Segundo os indicadores organizados pela Brain Inteligência Estratégica, em parceria com o Sinduscon Ceará, o Valor Geral de Vendas (VGV) no primeiro trimestre atingiu a marca de R$ 2,43 bilhões. O montante evidencia um avanço notável de 38% quando comparado com o mesmo trimestre do ano de 2025.
Alta puxada pela capital
Como era esperado, Fortaleza concentrou o grande volume destas transações imobiliárias. Apenas na capital cearense, as vendas bateram R$ 2,05 bilhões, caracterizando um aumento de 55% frente ao desempenho do ano anterior. O restante do saldo foi proveniente da Região Metropolitana, que totalizou R$ 384,4 milhões em negócios e demonstrou a força de expansão imobiliária também nas cidades vizinhas.

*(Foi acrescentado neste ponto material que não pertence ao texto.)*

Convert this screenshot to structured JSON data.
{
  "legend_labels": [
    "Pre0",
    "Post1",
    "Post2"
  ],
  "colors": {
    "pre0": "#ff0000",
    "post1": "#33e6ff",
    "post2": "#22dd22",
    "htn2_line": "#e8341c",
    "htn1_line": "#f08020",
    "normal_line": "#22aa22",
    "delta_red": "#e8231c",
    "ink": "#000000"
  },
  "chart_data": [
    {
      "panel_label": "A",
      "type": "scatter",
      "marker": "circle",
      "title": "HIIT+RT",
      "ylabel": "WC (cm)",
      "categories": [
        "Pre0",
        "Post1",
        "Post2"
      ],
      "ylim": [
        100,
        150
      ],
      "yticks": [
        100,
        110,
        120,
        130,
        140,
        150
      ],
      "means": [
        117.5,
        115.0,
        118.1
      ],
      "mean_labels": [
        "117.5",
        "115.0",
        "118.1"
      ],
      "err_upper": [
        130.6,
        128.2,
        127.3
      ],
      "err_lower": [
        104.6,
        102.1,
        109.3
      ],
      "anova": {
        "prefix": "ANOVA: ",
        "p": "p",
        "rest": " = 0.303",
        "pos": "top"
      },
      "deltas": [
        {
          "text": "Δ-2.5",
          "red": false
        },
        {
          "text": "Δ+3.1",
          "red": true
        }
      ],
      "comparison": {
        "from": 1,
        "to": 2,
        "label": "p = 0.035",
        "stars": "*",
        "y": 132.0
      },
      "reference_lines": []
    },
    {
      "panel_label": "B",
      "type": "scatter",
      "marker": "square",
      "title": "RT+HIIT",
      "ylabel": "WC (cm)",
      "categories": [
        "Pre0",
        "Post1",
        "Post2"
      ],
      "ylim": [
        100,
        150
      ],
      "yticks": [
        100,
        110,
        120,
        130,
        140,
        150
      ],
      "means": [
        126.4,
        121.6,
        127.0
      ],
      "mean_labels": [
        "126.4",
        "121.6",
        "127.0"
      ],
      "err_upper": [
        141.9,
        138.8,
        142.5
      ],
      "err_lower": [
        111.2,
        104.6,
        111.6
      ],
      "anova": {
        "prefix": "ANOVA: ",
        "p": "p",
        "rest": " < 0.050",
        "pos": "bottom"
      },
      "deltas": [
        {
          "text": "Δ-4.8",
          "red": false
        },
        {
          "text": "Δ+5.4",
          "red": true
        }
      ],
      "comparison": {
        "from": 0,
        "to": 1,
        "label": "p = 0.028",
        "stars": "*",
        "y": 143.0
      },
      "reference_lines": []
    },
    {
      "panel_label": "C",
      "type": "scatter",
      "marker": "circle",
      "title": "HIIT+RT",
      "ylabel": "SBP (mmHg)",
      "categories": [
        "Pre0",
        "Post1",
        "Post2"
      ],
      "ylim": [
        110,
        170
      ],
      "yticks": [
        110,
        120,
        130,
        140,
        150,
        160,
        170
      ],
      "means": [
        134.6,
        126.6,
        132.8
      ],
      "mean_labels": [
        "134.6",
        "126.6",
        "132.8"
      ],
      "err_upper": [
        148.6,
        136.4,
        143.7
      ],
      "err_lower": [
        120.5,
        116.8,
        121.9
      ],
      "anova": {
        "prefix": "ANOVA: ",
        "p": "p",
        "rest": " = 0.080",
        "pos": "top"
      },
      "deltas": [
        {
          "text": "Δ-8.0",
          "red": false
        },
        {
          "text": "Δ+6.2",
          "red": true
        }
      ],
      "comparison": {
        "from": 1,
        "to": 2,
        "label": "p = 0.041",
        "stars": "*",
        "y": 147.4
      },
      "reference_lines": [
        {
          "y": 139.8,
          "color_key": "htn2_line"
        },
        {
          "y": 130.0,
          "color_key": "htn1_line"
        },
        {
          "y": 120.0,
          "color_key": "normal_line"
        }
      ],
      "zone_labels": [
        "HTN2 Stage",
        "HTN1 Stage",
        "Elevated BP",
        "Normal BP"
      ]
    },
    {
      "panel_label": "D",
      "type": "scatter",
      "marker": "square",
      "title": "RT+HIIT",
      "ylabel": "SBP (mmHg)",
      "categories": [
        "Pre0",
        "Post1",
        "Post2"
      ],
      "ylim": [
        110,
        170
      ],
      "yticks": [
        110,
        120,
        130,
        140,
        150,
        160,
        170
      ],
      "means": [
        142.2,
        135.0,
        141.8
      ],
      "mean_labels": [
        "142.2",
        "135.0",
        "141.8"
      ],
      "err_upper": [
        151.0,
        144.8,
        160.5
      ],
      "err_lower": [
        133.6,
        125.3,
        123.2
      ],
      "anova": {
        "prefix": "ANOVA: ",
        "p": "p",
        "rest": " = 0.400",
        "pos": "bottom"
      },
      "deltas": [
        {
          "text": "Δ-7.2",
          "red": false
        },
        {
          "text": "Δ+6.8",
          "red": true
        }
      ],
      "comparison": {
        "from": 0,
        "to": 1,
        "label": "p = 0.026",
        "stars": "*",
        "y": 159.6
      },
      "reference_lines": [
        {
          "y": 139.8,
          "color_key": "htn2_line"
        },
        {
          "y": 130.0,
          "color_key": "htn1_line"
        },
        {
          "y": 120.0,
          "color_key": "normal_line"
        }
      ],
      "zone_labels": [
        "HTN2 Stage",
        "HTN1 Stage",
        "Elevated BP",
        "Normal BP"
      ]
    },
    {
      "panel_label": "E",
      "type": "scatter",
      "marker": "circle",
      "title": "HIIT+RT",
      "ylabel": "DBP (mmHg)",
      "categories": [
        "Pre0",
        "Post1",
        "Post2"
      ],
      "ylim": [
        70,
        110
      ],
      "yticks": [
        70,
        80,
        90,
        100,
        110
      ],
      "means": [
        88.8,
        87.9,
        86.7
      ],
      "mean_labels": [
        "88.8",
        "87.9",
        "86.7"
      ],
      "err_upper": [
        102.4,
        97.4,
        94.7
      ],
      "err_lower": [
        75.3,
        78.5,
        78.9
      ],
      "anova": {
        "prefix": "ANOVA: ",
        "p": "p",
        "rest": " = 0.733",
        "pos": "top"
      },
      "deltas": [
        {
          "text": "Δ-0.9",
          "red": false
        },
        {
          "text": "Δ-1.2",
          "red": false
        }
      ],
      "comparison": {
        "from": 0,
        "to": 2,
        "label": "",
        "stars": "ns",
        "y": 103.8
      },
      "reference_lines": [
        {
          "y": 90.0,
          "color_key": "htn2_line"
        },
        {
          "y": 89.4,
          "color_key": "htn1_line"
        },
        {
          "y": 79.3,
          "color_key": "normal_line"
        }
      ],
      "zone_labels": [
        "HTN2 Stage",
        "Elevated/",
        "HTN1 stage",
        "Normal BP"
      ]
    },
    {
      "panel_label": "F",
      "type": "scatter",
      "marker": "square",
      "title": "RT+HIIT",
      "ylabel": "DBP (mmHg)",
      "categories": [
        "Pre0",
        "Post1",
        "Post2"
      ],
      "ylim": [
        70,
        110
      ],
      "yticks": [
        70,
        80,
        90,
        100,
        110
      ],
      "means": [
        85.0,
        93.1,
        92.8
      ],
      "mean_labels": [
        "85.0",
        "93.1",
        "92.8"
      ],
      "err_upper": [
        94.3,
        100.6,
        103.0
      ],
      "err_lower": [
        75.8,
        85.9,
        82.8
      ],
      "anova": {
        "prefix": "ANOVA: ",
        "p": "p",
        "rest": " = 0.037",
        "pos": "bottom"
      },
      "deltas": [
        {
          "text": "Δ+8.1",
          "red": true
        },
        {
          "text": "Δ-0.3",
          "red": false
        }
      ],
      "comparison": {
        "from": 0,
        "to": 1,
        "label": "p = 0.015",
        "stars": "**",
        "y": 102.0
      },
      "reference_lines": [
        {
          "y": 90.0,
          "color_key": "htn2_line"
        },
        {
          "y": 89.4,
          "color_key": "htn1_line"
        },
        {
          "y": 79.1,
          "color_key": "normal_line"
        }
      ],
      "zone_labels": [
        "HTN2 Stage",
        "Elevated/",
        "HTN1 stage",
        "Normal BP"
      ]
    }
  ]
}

Os grandes responsáveis pelo faturamento elevado foram os empreendimentos classificados como de médio e alto padrão. Em Fortaleza, essas categorias viram suas vendas dispararem em 82%, subindo de R$ 918,3 milhões para um total de R$ 1,67 bilhão. Considerando o mercado de construções residenciais verticais como um todo na cidade, a comercialização superou R$ 2,03 bilhões, o equivalente a um crescimento anual de 57%.
Um novo momento no setor
Para Sérgio Macedo, diretor de estatística associado ao Sinduscon Ceará, esse panorama pujante é o reflexo de uma mudança estrutural na mentalidade do público consumidor. “O crescimento de 38% nas vendas totais e o salto de 82% no VGV de médio e alto padrão em Fortaleza mostram que o consumidor voltou a investir no imóvel como ativo de valor e qualidade de vida”, salienta.
O executivo também ressalta um detalhe importante em relação à performance dos novos projetos. A eficácia nas transações tem sido um grande diferencial recente, onde os projetos lançados encontram boa aderência. “Temos um mercado que não apenas lança, mas que converte esses lançamentos em vendas efetivas, movimentando toda a cadeia produtiva do Estado”, encerra.